Mixed-Dimensional Contact Architecture to WSe2 for Efficient Hole Injection

Si-based electronic devices face inherent performance limitations at the nanoscale, primarily due to short-channel effects and interface defects. As a result, transition-metal dichalcogenides (TMDs) have emerged as promising alternatives, offering unique advantages such as dangling-bond-free surfaces and tunable bandgaps. Among TMDs, tungsten diselenide (WSe2) has garnered significant attention as a p-type semiconductor owing to its high hole mobility and favorable surface chemistry.
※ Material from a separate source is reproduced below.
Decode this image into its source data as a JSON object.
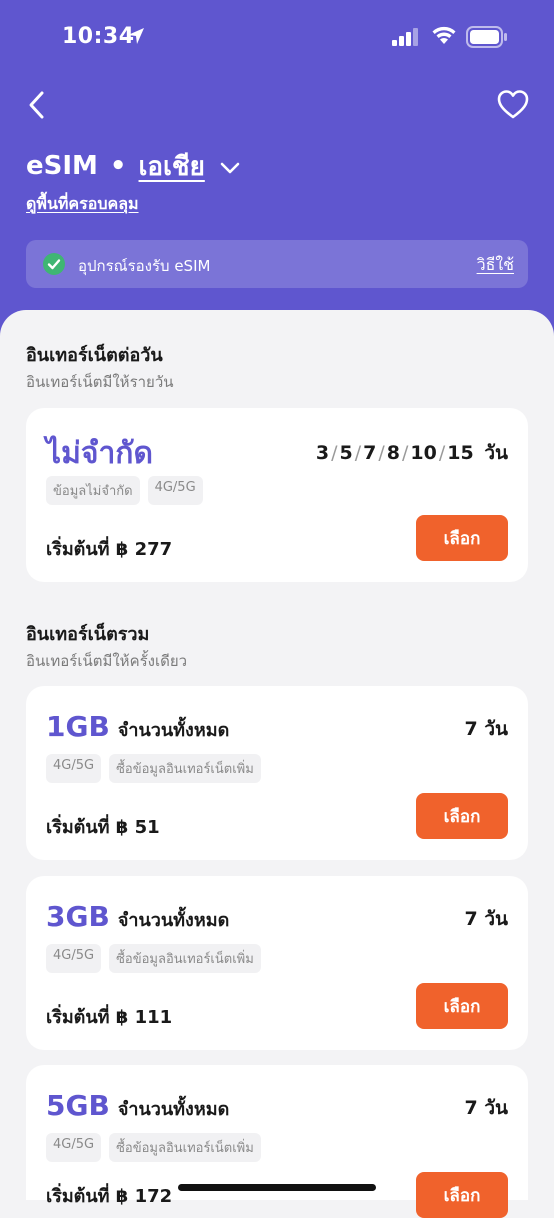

However, its practical implementation is often hindered by Fermi-level pinning at metal contacts, leading to high contact resistance and limited carrier injection efficiency. In this study, we present a mixed-dimensional contact architecture that integrates one-dimensional (1D) edge contacts and two-dimensional (2D) surface contacts to enhance hole injection in WSe2 field-effect transistors (FETs). By controlling the ratio of the 1D/2D contact architecture, the optimal edge/surface contact ratio from the fabricated WSe2 FET was obtained when the ratio 1D-length/2D-area = 0.26, exhibiting high field-effect hole mobility (171 cm2/V·s) and low specific contact resistance (2.97 kΩ·μm). Ultraviolet/ozone treatment was employed to form tungsten oxide uniformly at the contact regions, facilitating hole doping and thereby reducing contact resistance. The fabricated WSe2 FETs demonstrated a high current on/off ratio of 5 × 108 and excellent Ohmic contact behavior, with an extracted Schottky barrier height of 0.09 eV. These findings feature the effectiveness of the mixed-dimensional contact architecture in optimizing carrier injection and overcoming the challenges associated with conventional contact schemes. By utilizing the complementary benefits of edge and surface contacts, this approach offers a promising strategy for achieving high-performance TMD-based complementary metal-oxide-semiconductor devices, paving the way for next-generation atomically thin electronic applications.